Despite Doe’s argument to the contrary, the Eleventh Circuit’s reasoning in In re Grand Jury Subpoena does not compel a similar result here. In the Quashal Denial, the Magistrate Judge found that, though the Fifth Amendment may be implicated by Doe’s decryption of the devices, any testimonial aspects of that production were a foregone conclusion. According to the Magistrate Judge, the affidavit supporting the application for the search warrant established that (1) the Government had custody of the devices; (2) prior to the seizure, Doe possessed, accessed, and owned all devices; and (3) there are images on the electronic devices that constitute child pornography. Thus, the Magistrate Judge concluded that the Decryption Order did not violate Doe’s Fifth Amendment privilege against self-incrimination.

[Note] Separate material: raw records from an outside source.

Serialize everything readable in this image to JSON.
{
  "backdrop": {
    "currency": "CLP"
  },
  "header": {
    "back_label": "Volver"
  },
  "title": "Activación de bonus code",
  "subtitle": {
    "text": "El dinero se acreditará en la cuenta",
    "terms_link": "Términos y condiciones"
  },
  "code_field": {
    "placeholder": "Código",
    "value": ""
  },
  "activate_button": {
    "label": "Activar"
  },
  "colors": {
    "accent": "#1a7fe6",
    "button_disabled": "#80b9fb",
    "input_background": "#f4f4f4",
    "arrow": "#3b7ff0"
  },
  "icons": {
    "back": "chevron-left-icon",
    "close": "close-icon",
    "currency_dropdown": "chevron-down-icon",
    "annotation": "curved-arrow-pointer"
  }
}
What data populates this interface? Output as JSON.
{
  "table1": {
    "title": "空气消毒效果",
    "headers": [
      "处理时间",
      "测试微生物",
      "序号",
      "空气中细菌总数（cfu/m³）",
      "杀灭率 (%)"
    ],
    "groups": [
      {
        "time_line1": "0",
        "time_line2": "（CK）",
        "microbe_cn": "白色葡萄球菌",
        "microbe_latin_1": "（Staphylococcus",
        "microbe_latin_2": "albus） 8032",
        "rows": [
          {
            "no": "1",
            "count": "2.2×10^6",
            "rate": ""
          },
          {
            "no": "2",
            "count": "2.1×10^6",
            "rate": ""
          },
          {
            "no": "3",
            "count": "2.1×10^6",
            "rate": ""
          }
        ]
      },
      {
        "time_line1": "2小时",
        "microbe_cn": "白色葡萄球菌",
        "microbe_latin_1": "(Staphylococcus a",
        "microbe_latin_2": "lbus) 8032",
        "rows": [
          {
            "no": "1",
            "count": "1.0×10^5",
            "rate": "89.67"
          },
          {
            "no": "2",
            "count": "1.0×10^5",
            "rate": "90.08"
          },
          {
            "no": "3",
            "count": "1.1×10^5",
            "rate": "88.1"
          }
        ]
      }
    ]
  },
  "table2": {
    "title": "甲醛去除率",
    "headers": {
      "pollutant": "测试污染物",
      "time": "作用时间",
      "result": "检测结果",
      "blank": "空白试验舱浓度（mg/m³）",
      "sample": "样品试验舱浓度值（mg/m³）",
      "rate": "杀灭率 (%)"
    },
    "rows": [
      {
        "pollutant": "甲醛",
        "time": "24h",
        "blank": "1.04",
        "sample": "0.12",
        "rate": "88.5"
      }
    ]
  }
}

Unlike In re Grand Jury Subpoena, the Government has provided evidence to show both that files exist on the encrypted portions of the devices and that Doe can access them. The affidavit supporting the search warrant states that an investigation led to the identification of Doe as a user of an internet file sharing network that was used to access child pornography. When executing a search of Doe’s residence, forensic analysts found the encrypted devices, and Doe does not dispute their existence or his ownership of them. Once the analysts accessed Doe’s Mac Pro Computer, they found one image depicting a pubescent girl in a sexually suggestive position and logs that suggested the user had visited groups with titles common in child exploitation. Doe’s sister then reported that she had witnessed Doe unlock his Mac Pro while connected to the hard drives to show her hundreds of pictures and videos of child pornography. Forensic analysts also found an additional 2,015 videos and photographs in an encrypted application on Doe’s phone, which Doe had opened for the police by entering a password. Based on these facts, the Magistrate Judge found that, for the purposes of the Fifth Amendment, any testimonial component of the production of decrypted devices added little or nothing to the information already obtained by the Government. The Magistrate Judge determined that any testimonial component would be a foregone conclusion. The Magistrate Judge did not commit a clear or obvious error in his application of the foregone conclusion doctrine. In this regard, the Magistrate Judge rested his decision rejecting the Fifth Amendment challenge on factual findings that are amply supported by the record. Accordingly, Doe’s challenges to the Decryption Order and Quashal Denial fail.